Dengan langkah hati-hati, Alcard mulai menyusuri jalur setapak yang tersembunyi di bawah dedaunan pepohonan yang rapat. Tanah di bawah kakinya terasa basah, menyerap setiap pijakannya dengan bunyi lembut dari lumpur yang bercampur dedaunan membusuk. Obor kecil di tangannya memberikan cahaya temaram yang hanya mampu menerangi beberapa langkah di depannya, namun cukup untuk menyoroti jejak kaki besar yang baru saja tercetak di lumpur. Alcard berjongkok, mengamati jejak itu dengan mata tajam yang menyala di bawah keremangan cahaya.
"Cyclop..." bisiknya pelan, nyaris tanpa emosi, tetapi sorot matanya dipenuhi dengan kewaspadaan yang meningkat.
Tak jauh dari tempatnya berdiri, ia menemukan bangkai rusa yang telah membusuk, tergeletak dengan luka menganga di tubuhnya, seolah telah dicabik oleh cakar raksasa. Bau busuk menusuk hidungnya, bercampur dengan kelembaban khas hutan yang menyelimuti udara. Alcard menatap luka itu lebih dalam, menyadari bahwa ini bukan pekerjaan monster biasa.
"Ini bukan perbuatan Cyclop biasa..." gumamnya dengan nada curiga, jemarinya menyentuh bekas luka dalam yang menghiasi tubuh rusa malang itu.

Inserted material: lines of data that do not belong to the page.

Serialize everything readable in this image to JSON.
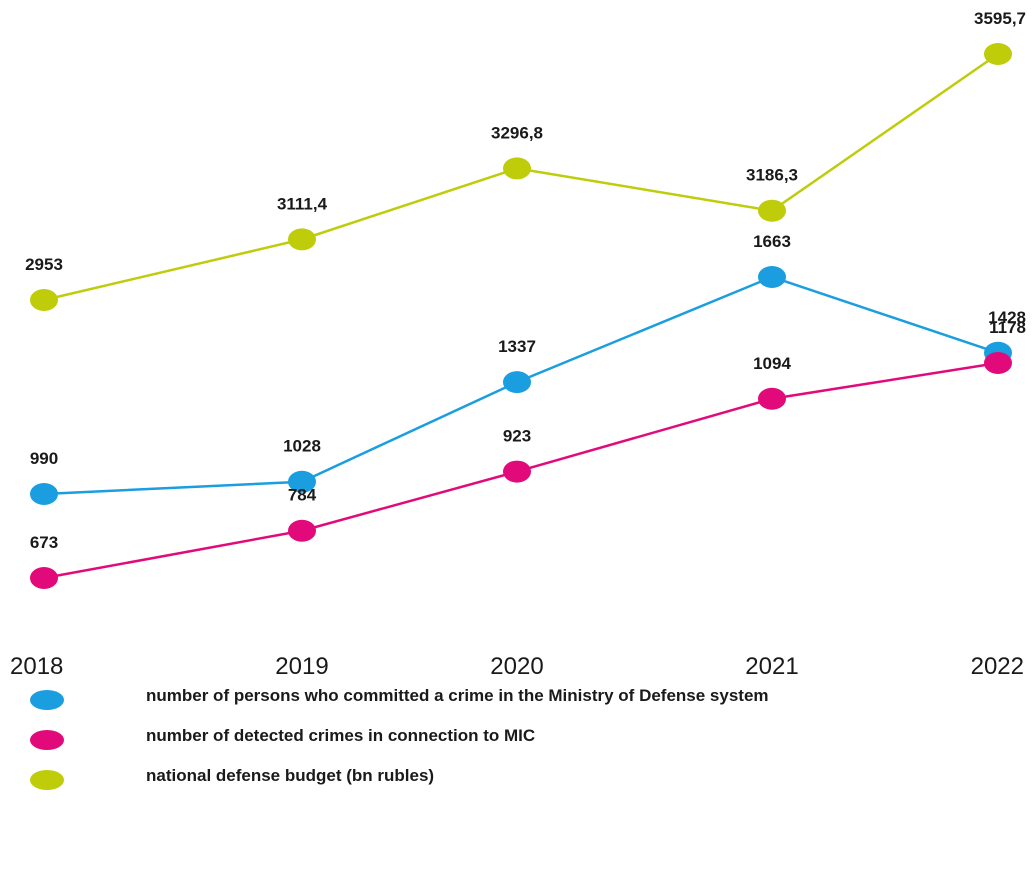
{
  "chart_data": {
    "type": "line",
    "categories": [
      "2018",
      "2019",
      "2020",
      "2021",
      "2022"
    ],
    "series": [
      {
        "name": "national defense budget (bn rubles)",
        "values": [
          2953,
          3111.4,
          3296.8,
          3186.3,
          3595.7
        ],
        "labels": [
          "2953",
          "3111,4",
          "3296,8",
          "3186,3",
          "3595,7"
        ],
        "color": "#bfcc0a"
      },
      {
        "name": "number of persons who committed a crime in the Ministry of Defense system",
        "values": [
          990,
          1028,
          1337,
          1663,
          1428
        ],
        "labels": [
          "990",
          "1028",
          "1337",
          "1663",
          "1428"
        ],
        "color": "#1a9ee0"
      },
      {
        "name": "number of detected crimes in connection to MIC",
        "values": [
          673,
          784,
          923,
          1094,
          1178
        ],
        "labels": [
          "673",
          "784",
          "923",
          "1094",
          "1178"
        ],
        "color": "#e20a7a"
      }
    ],
    "legend": {
      "position": "bottom",
      "items": [
        {
          "label": "number of persons who committed a crime in the Ministry of Defense system",
          "color": "#1a9ee0"
        },
        {
          "label": "number of detected crimes in connection to MIC",
          "color": "#e20a7a"
        },
        {
          "label": "national defense budget (bn rubles)",
          "color": "#bfcc0a"
        }
      ]
    },
    "title": "",
    "xlabel": "",
    "ylabel": "",
    "grid": false
  }
}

Tiba-tiba, tanah di bawah kakinya mulai bergetar. Getaran itu merambat pelan, tetapi semakin lama semakin kuat, seakan-akan sesuatu yang besar sedang mendekat. Suara geraman yang tadinya terdengar samar kini berubah menjadi raungan yang menggema di seluruh penjuru hutan, membuat dedaunan di sekitarnya bergetar.
Alcard segera mengambil posisi bertahan, tubuhnya menegang dalam kesiapan penuh. Pedangnya berkilat dalam genggaman tangan kanan, sementara tangan kirinya mengangkat obor untuk memperluas pandangannya di sekitar. Matanya yang merah berkilauan di bawah cahaya bulan yang menyelinap di antara cabang-cabang pohon, mencari tanda-tanda kehadiran musuh.
Dari balik semak yang lebat, sesosok raksasa muncul dengan langkah berat. Sosok itu, seekor Cyclop mutasi setinggi lebih dari tiga meter, berdiri tegak dengan mata tunggal yang menyorotkan amarah liar. Nafasnya yang berat keluar dalam geraman keras, sementara gigi-gigi tajamnya menyeringai di bawah cahaya malam. Tangan raksasanya menggenggam batang pohon besar yang digunakannya sebagai gada, tampak siap untuk menghancurkan apa pun di jalurnya.
-GGRRAAAHHHH!!!!
Raungan menggelegar keluar dari tenggorokan monster itu, mengguncang malam yang sunyi. Tanpa ragu, Cyclop itu mengangkat gada kayunya dan melemparkannya dengan kekuatan dahsyat ke arah Alcard. Dalam hitungan detik, Alcard melompat ke samping, menghindari hantaman yang menghancurkan tanah di tempat ia berdiri sebelumnya. Ledakan lumpur dan serpihan kayu beterbangan ke segala arah, menyisakan kawah besar di tanah yang lembap.
"Sial..." desis Alcard, napasnya memburu. "Cyclop mutasi."
Belum sempat ia menstabilkan dirinya, Cyclop itu kembali menyerang, mengayunkan gada kayunya dengan kekuatan brutal. Alcard mengangkat pedangnya, menangkis serangan itu dengan presisi, tetapi dampaknya cukup kuat untuk membuatnya terdorong mundur beberapa meter. Kakinya yang tertanam dalam lumpur menyeret jejak panjang sebelum akhirnya ia kembali berdiri tegak.
"Kekuatan yang mengerikan," gumamnya lirih, namun sorot matanya tetap terfokus. Ia tidak menunjukkan rasa gentar sedikit pun, hanya ketenangan yang tajam, seakan menganalisis setiap gerakan lawannya.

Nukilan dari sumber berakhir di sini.